I was on my way to the post office to pick up my case of free M&M's,
(sent to me because I forwarded their e-mail to five other people,
celebrating the fact that the year 2000 is "MM" in Roman numerals),
when I ran into a friend whose neighbor, a young man, was home
recovering from having been served a rat in his bucket of Kentucky
Fried Chicken which is predictable, since as everyone knows,
there's no actual chicken in Kentucky Fried Chicken, which is why the
government made them change their name to KFC. Anyway, one day this
guy went to sleep and when he awoke he was in his bathtub and it
was full of ice and he was sore all over and when he got out of
the tub he realized that HIS KIDNEYS HAD BEEN STOLEN. He saw
a note on his mirror that said "Call 911!" but he was afraid to use his
phone because it was connected to his computer, and there was a
virus on his computer that would destroy his hard drive if he opened
e-mail entitled "Join the crew!" He knew it wasn't a hoax because he
himself was a computer programmer who was working on software to
prevent a global disaster in which all the computers get together and
distribute the $250.00 Neiman-Marcus cookie recipe under the
leadership of Bill Gates. (It's true - I read it all last week in a mass
e-mail from BILL GATES HIMSELF, who was also promising me a free
Disney World vacation and $5,000 if I would forward the e-mail to
everyone I know.) The poor man then tried to call 911 from a pay
phone to report his missing kidneys, but a voice on the line first asked
him to press #90, which unwittingly gave the bandit full access to the
phone line at the guy's expense.

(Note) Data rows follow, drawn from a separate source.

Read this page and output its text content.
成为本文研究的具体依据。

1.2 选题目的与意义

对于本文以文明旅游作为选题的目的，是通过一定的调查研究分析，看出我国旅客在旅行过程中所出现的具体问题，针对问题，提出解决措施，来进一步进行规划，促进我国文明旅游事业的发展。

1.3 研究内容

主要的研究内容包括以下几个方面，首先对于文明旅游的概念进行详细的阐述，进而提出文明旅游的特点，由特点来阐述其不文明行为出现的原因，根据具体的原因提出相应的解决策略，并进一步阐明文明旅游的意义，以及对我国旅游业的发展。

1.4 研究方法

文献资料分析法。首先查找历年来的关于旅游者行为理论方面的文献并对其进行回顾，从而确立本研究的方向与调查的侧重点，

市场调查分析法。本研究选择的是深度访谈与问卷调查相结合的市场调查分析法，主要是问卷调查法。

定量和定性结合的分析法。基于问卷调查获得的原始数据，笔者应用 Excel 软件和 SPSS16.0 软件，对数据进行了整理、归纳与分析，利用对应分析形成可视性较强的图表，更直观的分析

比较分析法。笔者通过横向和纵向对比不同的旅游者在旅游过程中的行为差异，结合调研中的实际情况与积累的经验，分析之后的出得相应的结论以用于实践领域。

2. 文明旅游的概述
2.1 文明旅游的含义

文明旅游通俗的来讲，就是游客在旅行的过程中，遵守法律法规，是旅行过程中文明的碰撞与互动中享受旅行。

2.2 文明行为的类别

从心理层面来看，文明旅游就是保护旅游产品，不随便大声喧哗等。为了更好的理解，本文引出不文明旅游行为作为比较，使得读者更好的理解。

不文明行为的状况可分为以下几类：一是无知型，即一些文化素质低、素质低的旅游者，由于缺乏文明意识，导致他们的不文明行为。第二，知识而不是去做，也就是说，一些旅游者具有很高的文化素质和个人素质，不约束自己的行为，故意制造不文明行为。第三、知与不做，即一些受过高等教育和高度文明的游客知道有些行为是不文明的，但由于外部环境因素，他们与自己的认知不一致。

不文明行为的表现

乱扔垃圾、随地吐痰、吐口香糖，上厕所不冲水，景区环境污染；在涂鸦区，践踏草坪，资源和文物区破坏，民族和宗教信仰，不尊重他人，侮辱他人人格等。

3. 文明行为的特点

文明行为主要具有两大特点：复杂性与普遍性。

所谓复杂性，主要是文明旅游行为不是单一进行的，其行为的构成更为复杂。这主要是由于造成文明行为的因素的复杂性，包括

Then reaching into the coin-return
slot he got jabbed with an HIV-infected needle around which was
wrapped a note that said, "Welcome to the world of AIDS." Luckily he
was only a few blocks from the hospital - the one where that little boy
who is dying of cancer is, the one whose last wish is for everyone in
he world to send him an e-mail and the American Cancer Society has
agreed to pay him a nickel for every e-mail he receives. I sent him
two e-mails and one of them was a bunch of x's and o's in the shape
of an angel (if you get it and forward it to more than 10 people, you
will have good luck but for 10 people you will only have OK luck and
if you send it to fewer than 10 people you will have BAD LUCK FOR
SEVEN YEARS). So anyway the poor guy tried to drive himself to the
hospital, but on the way he noticed another car driving without its lights
on. To be helpful, he flashed his lights at him and was promptly shot
as part of a gang initiation. Send THIS to all the friends who send you
their junk mail and you will receive 4 green m&ms, but if you don't the
owner of Proctor and Gamble will report you to his Satanist friends and
you will have more bad luck: you will get cancer from the Sodium
Laureth Sulfate in your shampoo, your wife will develop breast cancer
from using the antiperspirant which clogs the pores under your arms,
and the government will put a tax on your e-mails forever.

I know this is all true 'cause I read it on the Internet.